Der Film ist komplett vorhersehbar und macht trotzdem einen Riesenspaß, weil er mit Volldampf voranprescht und sich nicht an der Tragik hochzieht. Genausogut setzt er seine abgefahrenen Pointen, denn in dem Nest wieseln die schrägsten Coiffeure Englands und betrügen sich gegenseitig. Als Schauobjekt darf man sich noch an den verwegensten Frisurkreationen seit Marie Antoinette delektieren, die jede der vier Frisurrunden ausmachen.

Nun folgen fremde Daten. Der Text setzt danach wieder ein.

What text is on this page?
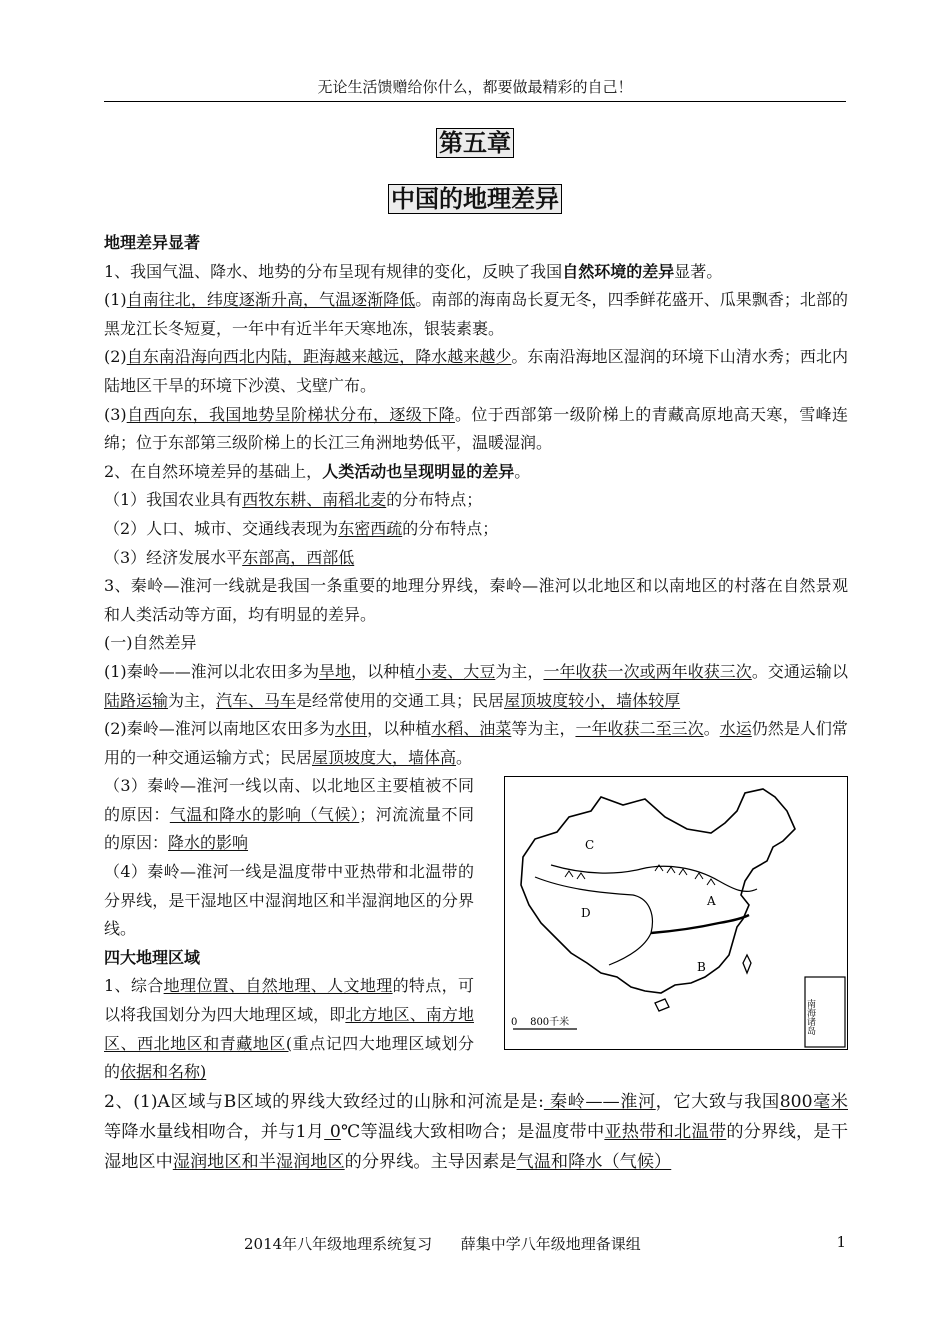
无论生活馈赠给你什么，都要做最精彩的自己！
第五章
中国的地理差异

地理差异显著

1、我国气温、降水、地势的分布呈现有规律的变化，反映了我国自然环境的差异显著。

(1)自南往北，纬度逐渐升高，气温逐渐降低。南部的海南岛长夏无冬，四季鲜花盛开、瓜果飘香；北部的黑龙江长冬短夏，一年中有近半年天寒地冻，银装素裹。

(2)自东南沿海向西北内陆，距海越来越远，降水越来越少。东南沿海地区湿润的环境下山清水秀；西北内陆地区干旱的环境下沙漠、戈壁广布。

(3)自西向东，我国地势呈阶梯状分布，逐级下降。位于西部第一级阶梯上的青藏高原地高天寒，雪峰连绵；位于东部第三级阶梯上的长江三角洲地势低平，温暖湿润。

2、在自然环境差异的基础上，人类活动也呈现明显的差异。

（1）我国农业具有西牧东耕、南稻北麦的分布特点；

（2）人口、城市、交通线表现为东密西疏的分布特点；

（3）经济发展水平东部高，西部低

3、秦岭—淮河一线就是我国一条重要的地理分界线，秦岭—淮河以北地区和以南地区的村落在自然景观和人类活动等方面，均有明显的差异。

(一)自然差异

(1)秦岭——淮河以北农田多为旱地，以种植小麦、大豆为主，一年收获一次或两年收获三次。交通运输以陆路运输为主，汽车、马车是经常使用的交通工具；民居屋顶坡度较小，墙体较厚

(2)秦岭—淮河以南地区农田多为水田，以种植水稻、油菜等为主，一年收获二至三次。水运仍然是人们常用的一种交通运输方式；民居屋顶坡度大，墙体高。

南海诸岛
A
B
C
D
0    800千米

（3）秦岭—淮河一线以南、以北地区主要植被不同的原因：气温和降水的影响（气候）；河流流量不同的原因：降水的影响

（4）秦岭—淮河一线是温度带中亚热带和北温带的分界线，是干湿地区中湿润地区和半湿润地区的分界线。

四大地理区域

1、综合地理位置、自然地理、人文地理的特点，可以将我国划分为四大地理区域，即北方地区、南方地区、西北地区和青藏地区(重点记四大地理区域划分的依据和名称)

2、(1)A区域与B区域的界线大致经过的山脉和河流是是: 秦岭——淮河，它大致与我国800毫米 等降水量线相吻合，并与1月 0℃等温线大致相吻合；是温度带中亚热带和北温带的分界线，是干湿地区中湿润地区和半湿润地区的分界线。主导因素是气温和降水（气候）

2014年八年级地理系统复习 薛集中学八年级地理备课组	1
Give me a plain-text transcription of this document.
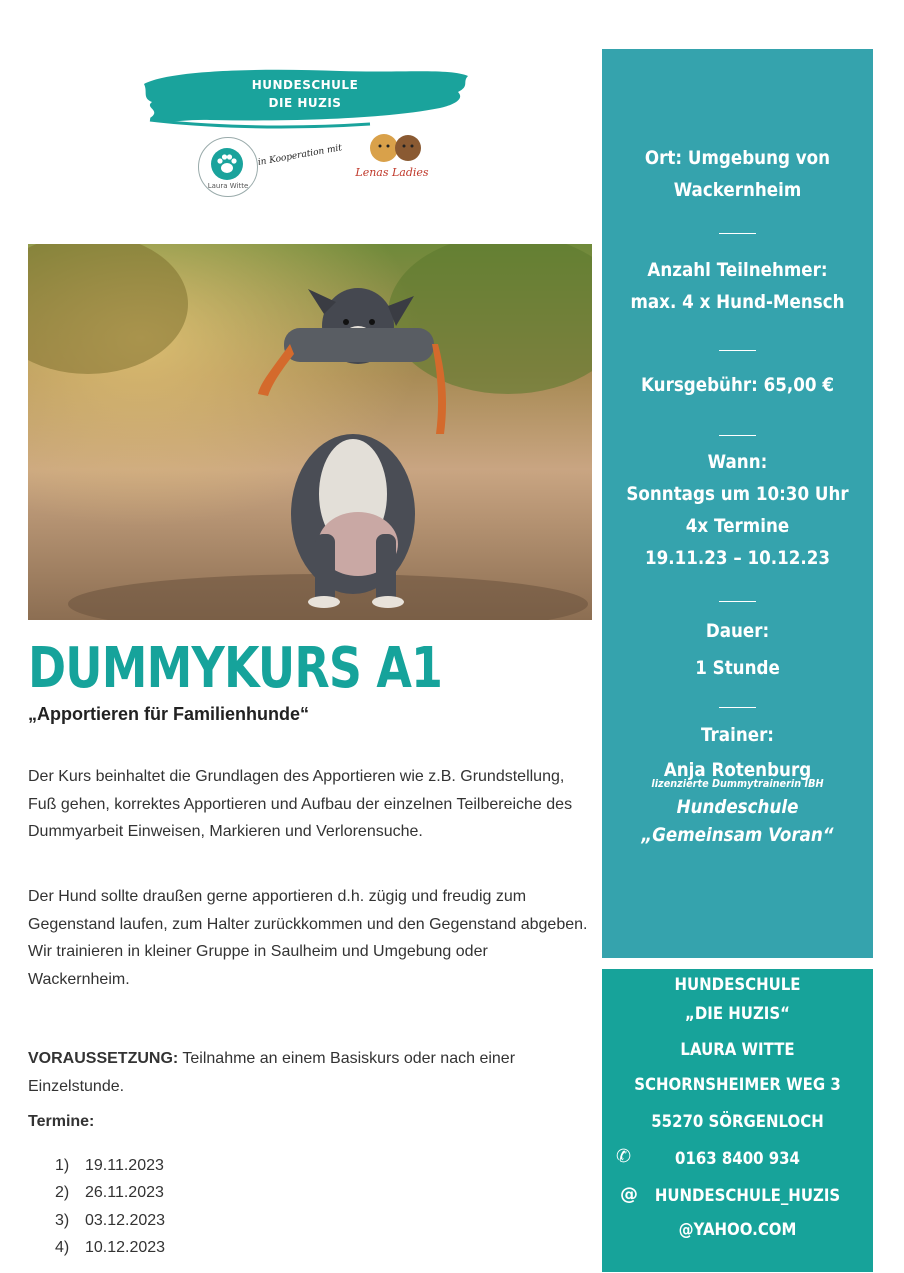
HUNDESCHULE
DIE HUZIS
Laura Witte
in Kooperation mit
Lenas Ladies
DUMMYKURS A1
„Apportieren für Familienhunde“
Der Kurs beinhaltet die Grundlagen des Apportieren wie z.B. Grundstellung, Fuß gehen, korrektes Apportieren und Aufbau der einzelnen Teilbereiche des Dummyarbeit Einweisen, Markieren und Verlorensuche.
Der Hund sollte draußen gerne apportieren d.h. zügig und freudig zum Gegenstand laufen, zum Halter zurückkommen und den Gegenstand abgeben. Wir trainieren in kleiner Gruppe in Saulheim und Umgebung oder Wackernheim.
VORAUSSETZUNG: Teilnahme an einem Basiskurs oder nach einer Einzelstunde.
Termine:
1) 19.11.2023
2) 26.11.2023
3) 03.12.2023
4) 10.12.2023
Ort: Umgebung von
Wackernheim
Anzahl Teilnehmer:
max. 4 x Hund-Mensch
Kursgebühr: 65,00 €
Wann:
Sonntags um 10:30 Uhr
4x Termine
19.11.23 – 10.12.23
Dauer:
1 Stunde
Trainer:
Anja Rotenburg
lizenzierte Dummytrainerin IBH
Hundeschule
„Gemeinsam Voran“
HUNDESCHULE
„DIE HUZIS“
LAURA WITTE
SCHORNSHEIMER WEG 3
55270 SÖRGENLOCH
✆	0163 8400 934
@ HUNDESCHULE_HUZIS
@YAHOO.COM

Ergänzt wird das durch das typische ländliche Britenvolk, dessen Bürgermeister sich so enthusiastisch in die Conferencier-Rolle hineinsteigert, daß er langsam aber sicher zum Entertainment-Star mutiert.
Ebenfalls positv, daß man sogar den bösen Konkurrenten hier nicht böse sein will, weil sie alle irgendwie eine reizende Seite haben. Und wem das nicht langt, der bekommt neben zu Herzen gehendem Humor noch eine Auswahl an denkwürdigen Augenblicken, die man lange nicht vergißt: Hartnett, der mit Cook an Leichen Haarefärben übt; Nighy, der sherlockesk an einem Dorfbewohner eine Haaranalyse samt Friseur vornimmt; Heidi Klum, die sich ihre Scham als Herzchen zurechtschnippeln läßt; Cook, die eine Schafherde bunt färbt; das atemberaubende Finale mit einer Haarcreation, die garantiert noch keiner vorher gesehen hat (und die traumhaft ist) und der Moment der Offenbarung, in dem Rickman wider Erwarten doch zum Endkampf antritt und seine Schuhe auszieht und dabei eine Scherentätowierung auf den Fußsohlen entblößt, die er mit herausforderndem Blick und herausfordernder Arroganz Nighy präsentiert.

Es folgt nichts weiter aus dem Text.